My ancestors’ magnificent Mahzor, why its sale will benefit culture as a whole
And so, the famous “Mahzor Luzzatto” was sold on auction, for the considerable sum of 8,307,000 US dollars. First of all, it must be said that Sotheby’s auction house does things just right. Anyone wishing to understand what it is about can read the highly accurate data sheet of the volume, a true masterpiece written by competent scholars.
This fundamental prayer text had ended up in the hands of Samuel David Luzzatto, my grandfather’s great-grandfather, who was particularly interested, among other things, in the development of the Jewish liturgy over the centuries. He probably used it when he was asked to take care of the preface and the edition of the first printing of the German rite Jewish prayers translated with a facing text in Italian. It was the era of the patents of tolerance (actually a few decades later) and the translation of the ritual was considered fundamental. It was also the time when young Jewish scholars from half of Europe discovered lost texts and manuscripts in libraries, and the market for these volumes was one of the main activities on which the scholars of science of Judaism were dedicated, the Wissenschaft des Judentums.
If you study the letters of Shadal (precisely Samuel David Luzzatto) or Moritz Steinschneider or Moisè Soave or many others, half the time it turns out that this was the activity they dedicated themselves to. Did they do it to get rich? Not a chance (otherwise my family and I would be more than well off; we’re talking about eight million dollars, damn it. Instead, Shadal’s son gave up his father’s library here and there for little money). They owned these texts, studied them, often published them in print, and the sales were an integral part of the cultural process of critical rediscovery of the sources of Jewish tradition. A fundamental work, without which we would know infinitely less today than the literary production of medieval Judaism was.

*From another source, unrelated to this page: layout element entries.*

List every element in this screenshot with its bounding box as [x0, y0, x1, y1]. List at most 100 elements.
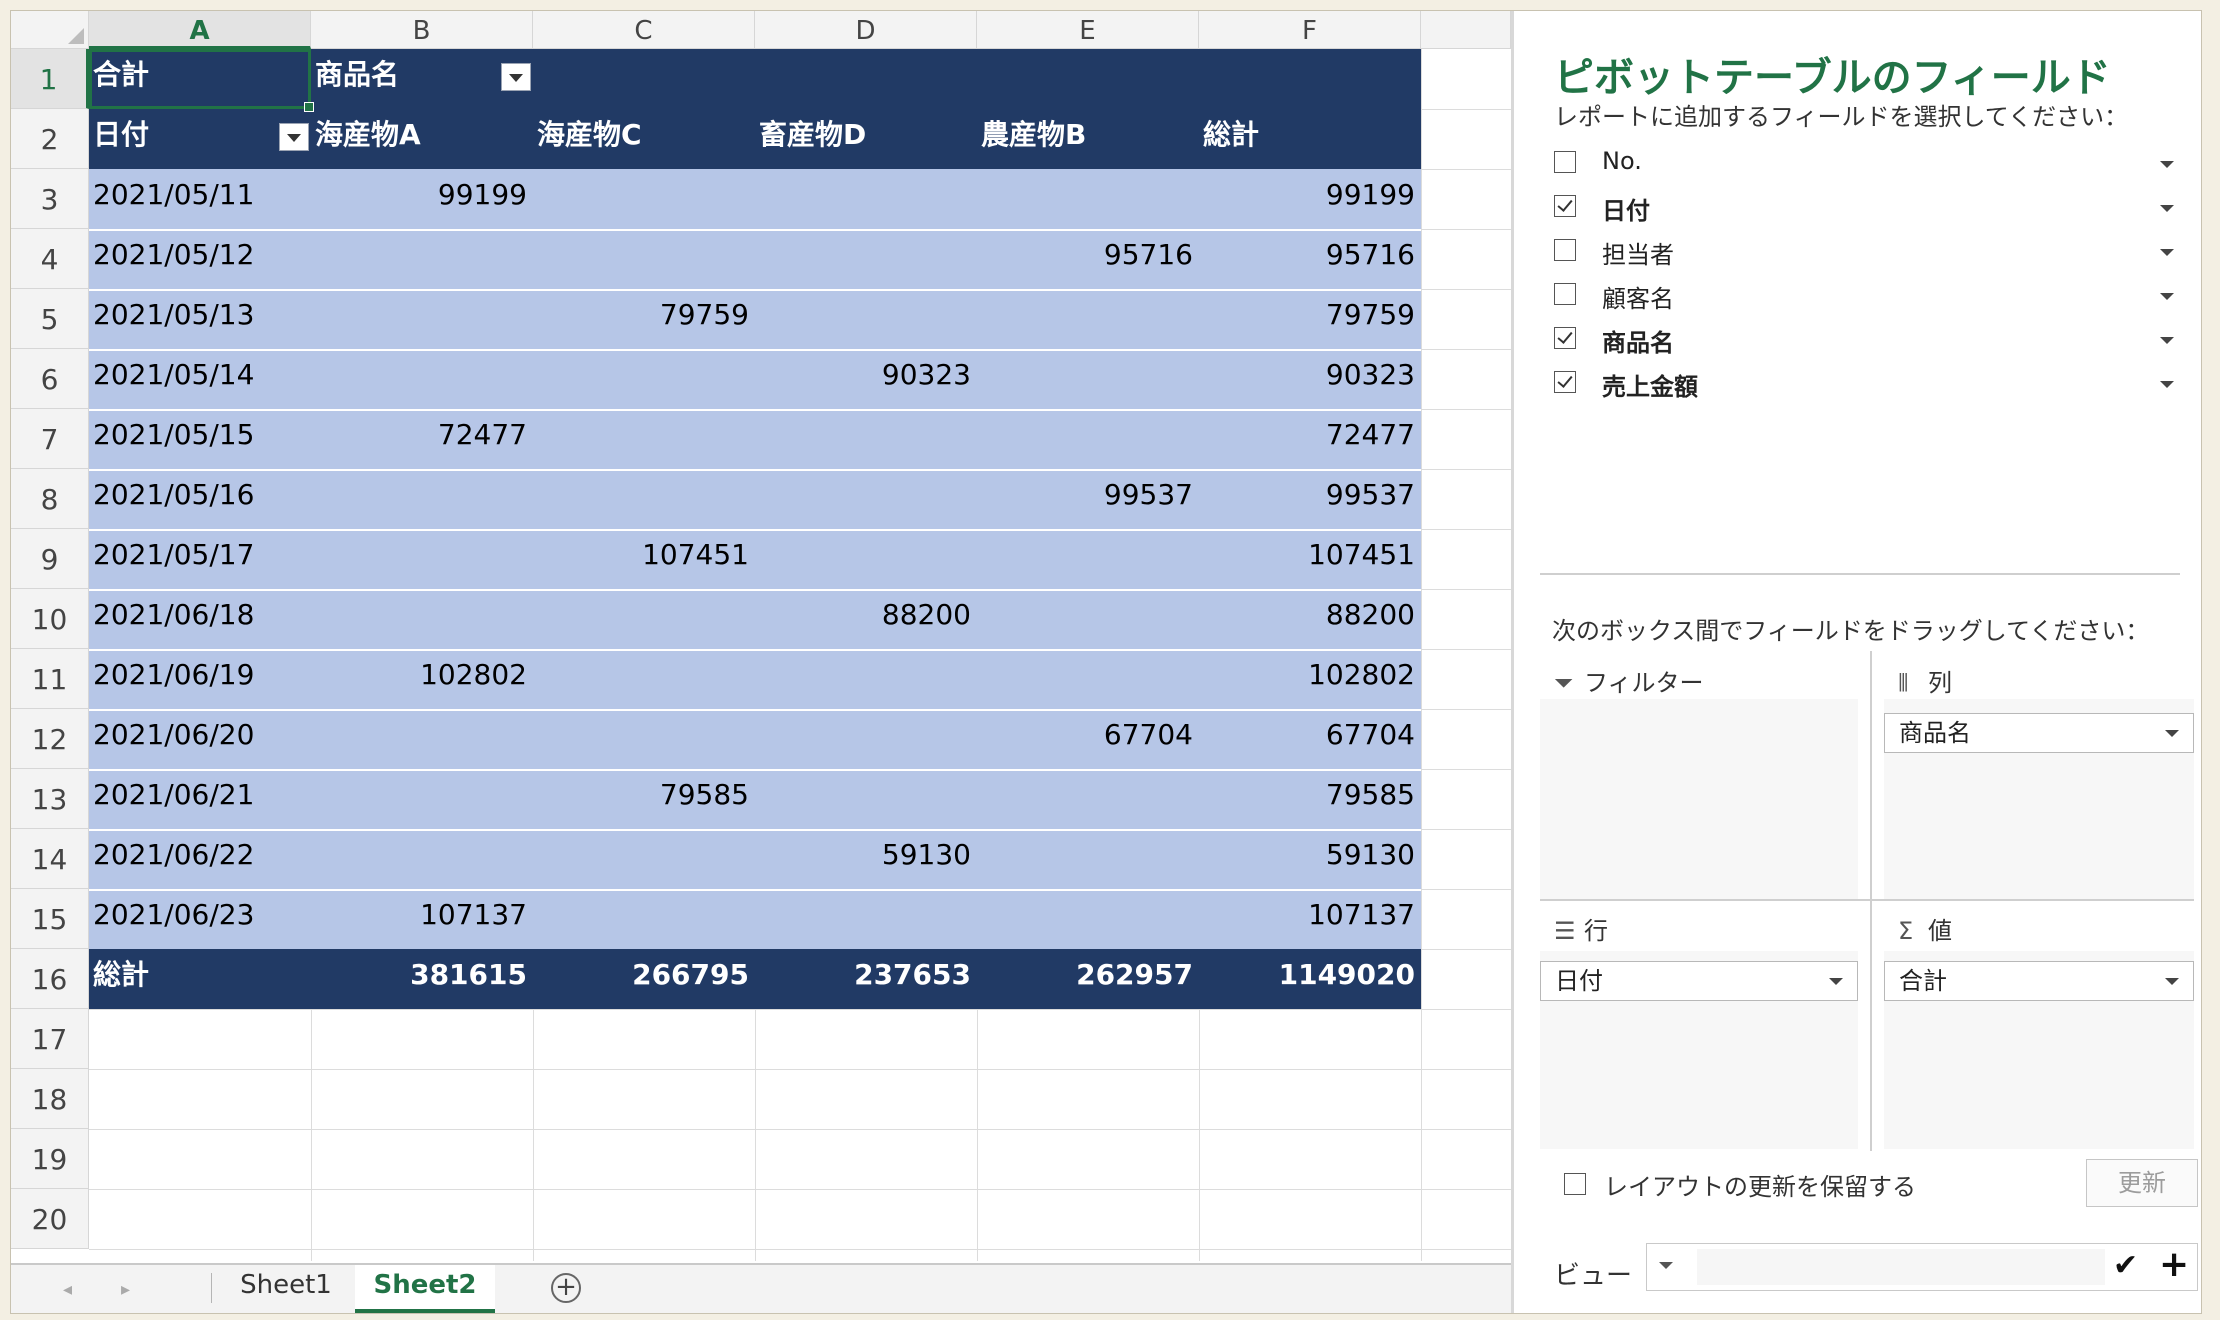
add-sheet-icon[interactable]: +: [551, 1273, 581, 1303]
pivot-value-cell[interactable]: [311, 589, 533, 649]
pivot-row-label[interactable]: 2021/06/22: [89, 829, 311, 889]
pivot-row-field-label[interactable]: 日付: [89, 109, 311, 169]
pivot-value-cell[interactable]: 99199: [311, 169, 533, 229]
pivot-row-label[interactable]: 2021/05/15: [89, 409, 311, 469]
row-filter-dropdown[interactable]: [279, 123, 309, 151]
pivot-row-label[interactable]: 2021/06/21: [89, 769, 311, 829]
pivot-row-label[interactable]: 2021/06/18: [89, 589, 311, 649]
column-header-e[interactable]: E: [977, 11, 1199, 49]
pivot-value-cell[interactable]: [533, 469, 755, 529]
pivot-value-cell[interactable]: [977, 889, 1199, 949]
pivot-value-cell[interactable]: [755, 469, 977, 529]
chevron-down-icon[interactable]: [2160, 337, 2174, 344]
pivot-value-cell[interactable]: 79759: [1199, 289, 1421, 349]
pivot-value-cell[interactable]: [977, 769, 1199, 829]
pivot-row-label[interactable]: 2021/05/12: [89, 229, 311, 289]
row-header-14[interactable]: 14: [11, 829, 89, 889]
pivot-value-cell[interactable]: 79759: [533, 289, 755, 349]
column-header-c[interactable]: C: [533, 11, 755, 49]
row-header-18[interactable]: 18: [11, 1069, 89, 1129]
row-header-20[interactable]: 20: [11, 1189, 89, 1249]
rows-field-dropdown[interactable]: 日付: [1540, 961, 1858, 1001]
pivot-value-cell[interactable]: 99537: [1199, 469, 1421, 529]
pivot-column-header[interactable]: 海産物C: [533, 109, 755, 169]
columns-field-dropdown[interactable]: 商品名: [1884, 713, 2194, 753]
pivot-value-cell[interactable]: [533, 169, 755, 229]
pivot-row-label[interactable]: 2021/05/16: [89, 469, 311, 529]
row-header-1[interactable]: 1: [11, 49, 89, 109]
pivot-value-cell[interactable]: [977, 649, 1199, 709]
pivot-value-cell[interactable]: 67704: [1199, 709, 1421, 769]
pivot-value-cell[interactable]: [311, 769, 533, 829]
view-dropdown[interactable]: ✔ +: [1646, 1243, 2198, 1291]
pivot-column-header[interactable]: 畜産物D: [755, 109, 977, 169]
values-field-dropdown[interactable]: 合計: [1884, 961, 2194, 1001]
pivot-value-cell[interactable]: 72477: [311, 409, 533, 469]
tab-sheet2[interactable]: Sheet2: [355, 1265, 495, 1313]
pivot-value-cell[interactable]: [311, 709, 533, 769]
pivot-value-cell[interactable]: [977, 349, 1199, 409]
column-header-a[interactable]: A: [89, 11, 311, 49]
row-header-15[interactable]: 15: [11, 889, 89, 949]
row-header-6[interactable]: 6: [11, 349, 89, 409]
pivot-row-label[interactable]: 2021/05/14: [89, 349, 311, 409]
plus-icon[interactable]: +: [2159, 1244, 2189, 1285]
pivot-value-cell[interactable]: [977, 169, 1199, 229]
chevron-down-icon[interactable]: [2160, 381, 2174, 388]
pivot-value-cell[interactable]: [755, 649, 977, 709]
filter-area[interactable]: [1540, 699, 1858, 899]
chevron-down-icon[interactable]: [2160, 293, 2174, 300]
tab-scroll-right-icon[interactable]: ▸: [121, 1279, 130, 1300]
field-item[interactable]: 担当者: [1554, 231, 2174, 271]
row-header-10[interactable]: 10: [11, 589, 89, 649]
pivot-value-cell[interactable]: [977, 409, 1199, 469]
pivot-value-cell[interactable]: [311, 529, 533, 589]
pivot-value-cell[interactable]: 95716: [977, 229, 1199, 289]
pivot-value-cell[interactable]: [311, 469, 533, 529]
checkmark-icon[interactable]: ✔: [2113, 1248, 2138, 1283]
row-header-12[interactable]: 12: [11, 709, 89, 769]
pivot-value-cell[interactable]: 72477: [1199, 409, 1421, 469]
row-header-16[interactable]: 16: [11, 949, 89, 1009]
row-header-5[interactable]: 5: [11, 289, 89, 349]
pivot-value-cell[interactable]: 107137: [311, 889, 533, 949]
pivot-column-header[interactable]: 海産物A: [311, 109, 533, 169]
chevron-down-icon[interactable]: [2160, 249, 2174, 256]
pivot-grand-total-cell[interactable]: 266795: [533, 949, 755, 1009]
pivot-value-cell[interactable]: 102802: [311, 649, 533, 709]
pivot-value-cell[interactable]: [977, 289, 1199, 349]
pivot-row-label[interactable]: 2021/06/20: [89, 709, 311, 769]
row-header-4[interactable]: 4: [11, 229, 89, 289]
pivot-row-label[interactable]: 2021/05/13: [89, 289, 311, 349]
pivot-value-cell[interactable]: 102802: [1199, 649, 1421, 709]
pivot-row-label[interactable]: 2021/05/17: [89, 529, 311, 589]
pivot-value-cell[interactable]: [533, 709, 755, 769]
row-header-8[interactable]: 8: [11, 469, 89, 529]
tab-scroll-left-icon[interactable]: ◂: [63, 1279, 72, 1300]
pivot-value-cell[interactable]: 59130: [755, 829, 977, 889]
pivot-grand-total-cell[interactable]: 1149020: [1199, 949, 1421, 1009]
pivot-column-header[interactable]: 総計: [1199, 109, 1421, 169]
pivot-value-cell[interactable]: 90323: [1199, 349, 1421, 409]
field-item[interactable]: 売上金額: [1554, 363, 2174, 403]
pivot-value-cell[interactable]: [533, 589, 755, 649]
field-checkbox[interactable]: [1554, 239, 1576, 261]
row-header-3[interactable]: 3: [11, 169, 89, 229]
pivot-value-cell[interactable]: 88200: [1199, 589, 1421, 649]
column-header-b[interactable]: B: [311, 11, 533, 49]
pivot-value-cell[interactable]: [533, 889, 755, 949]
pivot-row-label[interactable]: 2021/06/19: [89, 649, 311, 709]
field-item[interactable]: No.: [1554, 143, 2174, 183]
row-header-17[interactable]: 17: [11, 1009, 89, 1069]
pivot-value-cell[interactable]: [755, 169, 977, 229]
pivot-value-cell[interactable]: 88200: [755, 589, 977, 649]
column-filter-dropdown[interactable]: [501, 63, 531, 91]
field-checkbox[interactable]: [1554, 327, 1576, 349]
pivot-value-cell[interactable]: [977, 829, 1199, 889]
chevron-down-icon[interactable]: [2160, 161, 2174, 168]
pivot-value-cell[interactable]: 59130: [1199, 829, 1421, 889]
field-item[interactable]: 商品名: [1554, 319, 2174, 359]
pivot-value-cell[interactable]: [311, 289, 533, 349]
pivot-value-cell[interactable]: [533, 649, 755, 709]
pivot-value-cell[interactable]: [755, 289, 977, 349]
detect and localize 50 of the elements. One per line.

The 2021 collector of Hebrew manuscripts responds partially to a different anthropology. Meanwhile, he is very wealthy. Not always – albeit with the due and known exceptions – he is knowledgeable as to understand in depth the object he is buying and manages the sale following not only a cultural interest (which is not lacking in any case) but probably also dynamics similar to those that govern the art market. In the specific case of the Mahzor Luzzatto, the buyer turns (I don’t know whether willingly or not) into a generous benefactor of culture. By spending that astronomical sum on a manuscript of which literally everything is known, he actually contributed to the functioning for many years of a fundamental institution of European Judaism such as the library of the Alliance Israélite Universelle.
In all cases, it is a virtuous exchange. The collector is pleased to have enriched his collection and the library suddenly finds itself with a solid financial base. Culture as a whole gains from it.
This is why I find the complaint of those who say that France “lost” the Mahzor Luzzatto quite senseless. First of all, that volume is not from France, but culturally belongs to the whole world and – if you really want to be meticulous – to European Judaism. But anyways no one has lost anything, because that manuscript will fortunately be preserved well by those who, in due course, will find a way to relocate it elsewhere, selling it or donating it (we hope) to some institution that will be able to offer it for consultation to the public.